Görhil volcó los ojos, un acto tan humano y gracioso que hizo a Calixta morder su labio superior y ocultar la risa.
—Ella tiene razón, hijo. Debemos ayudarla a entender todo esto mejor.
Los pajarillos se escuchaban silbando con gracia tras los pinos. El sol blanco se ocultaba entre las nubes. Probablemente eran cerca de las doce del día, si es que el tiempo funcionaba igual. Gödmel se sentó sobre sus patas traseras, muy cerca de un tronco caído, dejando de remover el caldo. Enrolló su cola y se dispuso a relatar.
—Tengo entendido que ustedes, los humanos, llaman a este lugar El limbo. En realidad se llama Harresë —Görhil le dio esa mirada de "te lo dije"—. Nos dividimos por distintas áreas: el Valle Mentür, Valle Löar, Valle Belbäc y Valle Sergül dominan el oeste, luego el Campo Tëmdar, Campo Hümdar, Desierto Siltën y Desierto Cör al este, las Montañas Secas al norte y finalmente las Montañas Blancas al sur.
—Vaya, son nombres muy raros —dijo Calixta, mientras sostenía en su dedo una diminuta mariposa—. Quiero decir, no son comunes al otro lado del espejo.
—Lo sé, y eso está bien —sonrió Gödmel—. El Imperio Harresë es el centro de todo. Es allí donde llegan las almas humanas para ser evaluadas. Se decide quién va al descanso eterno o quién puede quedarse en los campos, que es donde están los humanos.
—A ver si entendí. Las almas aceptadas a quedarse... ¿no van al cielo?

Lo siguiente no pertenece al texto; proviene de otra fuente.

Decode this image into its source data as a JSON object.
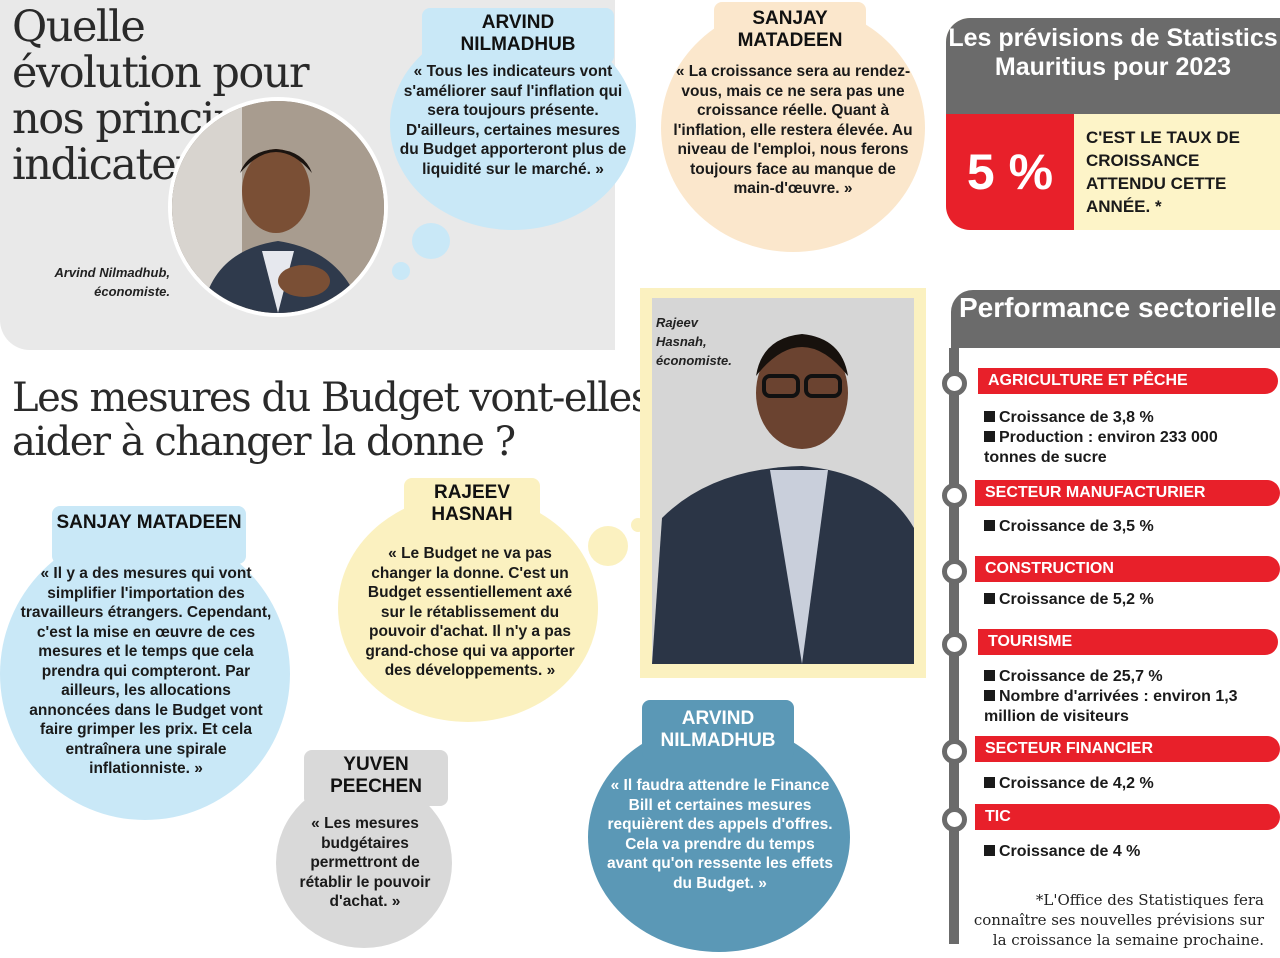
{
  "titles": {
    "indicators": "Quelle évolution pour nos principaux indicateurs",
    "budget": "Les mesures du Budget vont-elles aider à changer la donne ?"
  },
  "captions": {
    "arvind": "Arvind Nilmadhub, économiste.",
    "rajeev": "Rajeev Hasnah, économiste."
  },
  "quotes": {
    "arvind_top": {
      "name": "ARVIND NILMADHUB",
      "text": "« Tous les indicateurs vont s'améliorer sauf l'inflation qui sera toujours présente. D'ailleurs, certaines mesures du Budget apporteront plus de liquidité sur le marché. »"
    },
    "sanjay_top": {
      "name": "SANJAY MATADEEN",
      "text": "« La croissance sera au rendez-vous, mais ce ne sera pas une croissance réelle. Quant à l'inflation, elle restera élevée. Au niveau de l'emploi, nous ferons toujours face au manque de main-d'œuvre. »"
    },
    "sanjay_bottom": {
      "name": "SANJAY MATADEEN",
      "text": "« Il y a des mesures qui vont simplifier l'importation des travailleurs étrangers. Cependant, c'est la mise en œuvre de ces mesures et le temps que cela prendra qui compteront. Par ailleurs, les allocations annoncées dans le Budget vont faire grimper les prix. Et cela entraînera une spirale inflationniste. »"
    },
    "rajeev": {
      "name": "RAJEEV HASNAH",
      "text": "« Le Budget ne va pas changer la donne. C'est un Budget essentiellement axé sur le rétablissement du pouvoir d'achat. Il n'y a pas grand-chose qui va apporter des développements. »"
    },
    "yuven": {
      "name": "YUVEN PEECHEN",
      "text": "« Les mesures budgétaires permettront de rétablir le pouvoir d'achat. »"
    },
    "arvind_bottom": {
      "name": "ARVIND NILMADHUB",
      "text": "« Il faudra attendre le Finance Bill et certaines mesures requièrent des appels d'offres. Cela va prendre du temps avant qu'on ressente les effets du Budget. »"
    }
  },
  "forecast": {
    "title": "Les prévisions de Statistics Mauritius pour 2023",
    "value": "5 %",
    "text": "C'EST LE TAUX DE CROISSANCE ATTENDU CETTE ANNÉE. *"
  },
  "performance": {
    "title": "Performance sectorielle",
    "sectors": [
      {
        "name": "AGRICULTURE ET PÊCHE",
        "items": [
          "Croissance de 3,8 %",
          "Production : environ 233 000 tonnes de sucre"
        ]
      },
      {
        "name": "SECTEUR MANUFACTURIER",
        "items": [
          "Croissance de 3,5 %"
        ]
      },
      {
        "name": "CONSTRUCTION",
        "items": [
          "Croissance de 5,2 %"
        ]
      },
      {
        "name": "TOURISME",
        "items": [
          "Croissance de 25,7 %",
          "Nombre d'arrivées : environ 1,3 million de visiteurs"
        ]
      },
      {
        "name": "SECTEUR FINANCIER",
        "items": [
          "Croissance de 4,2 %"
        ]
      },
      {
        "name": "TIC",
        "items": [
          "Croissance de 4 %"
        ]
      }
    ],
    "footnote": "*L'Office des Statistiques fera connaître ses nouvelles prévisions sur la croissance la semaine prochaine."
  },
  "colors": {
    "red": "#e8202a",
    "grey": "#6b6b6b",
    "blue": "#c9e8f7",
    "peach": "#fbe7cc",
    "yellow": "#fbf1c0",
    "lightgrey": "#d9d9d9",
    "steel": "#5b98b6"
  }
}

—No. El cielo es otro cuento humano, algo que se han inventado para que ustedes tengan esperanza. En los campos es donde encontrarás humanos que han optado por quedarse, ya que, al ser aceptados, ellos deciden al final lo que quieran. Te sorprenderá saber que no todos aprovechan la oportunidad.
—Y... cuando dices descanso eterno, ¿te refieres a la muerte? —ella temía conocer ya la respuesta.
—...
—Eso es un sí —respondió Görhil por su padre—. Las almas desaparecen para siempre.

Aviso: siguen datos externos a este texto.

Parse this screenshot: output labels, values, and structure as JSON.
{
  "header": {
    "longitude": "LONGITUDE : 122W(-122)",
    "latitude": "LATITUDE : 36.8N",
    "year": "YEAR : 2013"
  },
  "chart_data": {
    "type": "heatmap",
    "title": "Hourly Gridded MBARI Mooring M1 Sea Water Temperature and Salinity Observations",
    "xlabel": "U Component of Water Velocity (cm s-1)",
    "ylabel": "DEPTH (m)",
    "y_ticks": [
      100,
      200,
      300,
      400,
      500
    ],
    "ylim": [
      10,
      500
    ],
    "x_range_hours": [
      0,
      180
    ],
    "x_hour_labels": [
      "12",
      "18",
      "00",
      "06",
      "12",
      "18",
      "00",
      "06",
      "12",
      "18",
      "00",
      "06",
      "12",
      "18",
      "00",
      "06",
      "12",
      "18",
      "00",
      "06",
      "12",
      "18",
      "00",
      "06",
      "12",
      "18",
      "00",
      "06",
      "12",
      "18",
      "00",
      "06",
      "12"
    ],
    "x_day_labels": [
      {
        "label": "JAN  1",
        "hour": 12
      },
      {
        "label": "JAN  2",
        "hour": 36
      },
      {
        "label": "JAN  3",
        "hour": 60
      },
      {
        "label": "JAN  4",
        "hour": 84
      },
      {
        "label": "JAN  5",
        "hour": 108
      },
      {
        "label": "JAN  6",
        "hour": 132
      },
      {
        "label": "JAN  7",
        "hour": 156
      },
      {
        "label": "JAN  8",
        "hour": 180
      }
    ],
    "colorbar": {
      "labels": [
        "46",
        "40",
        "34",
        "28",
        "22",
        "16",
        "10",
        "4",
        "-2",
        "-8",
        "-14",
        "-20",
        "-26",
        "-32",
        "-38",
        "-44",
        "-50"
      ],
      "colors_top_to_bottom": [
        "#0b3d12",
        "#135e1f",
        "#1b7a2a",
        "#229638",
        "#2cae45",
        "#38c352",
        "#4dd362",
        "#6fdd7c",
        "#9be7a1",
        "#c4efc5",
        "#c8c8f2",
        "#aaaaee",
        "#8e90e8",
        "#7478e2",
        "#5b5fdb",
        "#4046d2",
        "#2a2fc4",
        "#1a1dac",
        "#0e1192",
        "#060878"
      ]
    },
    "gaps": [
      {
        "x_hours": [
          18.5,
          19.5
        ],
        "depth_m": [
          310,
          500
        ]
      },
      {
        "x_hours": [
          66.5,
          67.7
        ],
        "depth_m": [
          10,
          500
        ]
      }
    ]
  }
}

—¿Y si escapan como ha sucedido ahora?
—Se convierten en demonios.
Los ojos de Görhil chisparon ante su propia respuesta. Por alguna razón Calixta tuvo la sensación de que aquella palabra lo ponía muy incómodo.
—¿Y... —ella prefirió no hacer la pregunta que realmente deseaba— quién gobierna en el Imperio?
—Bueno, dicen que el mismísimo Yertum, pero nunca nadie lo ha podido asegurar. Las murallas están diseñadas para que nadie entre ni salga.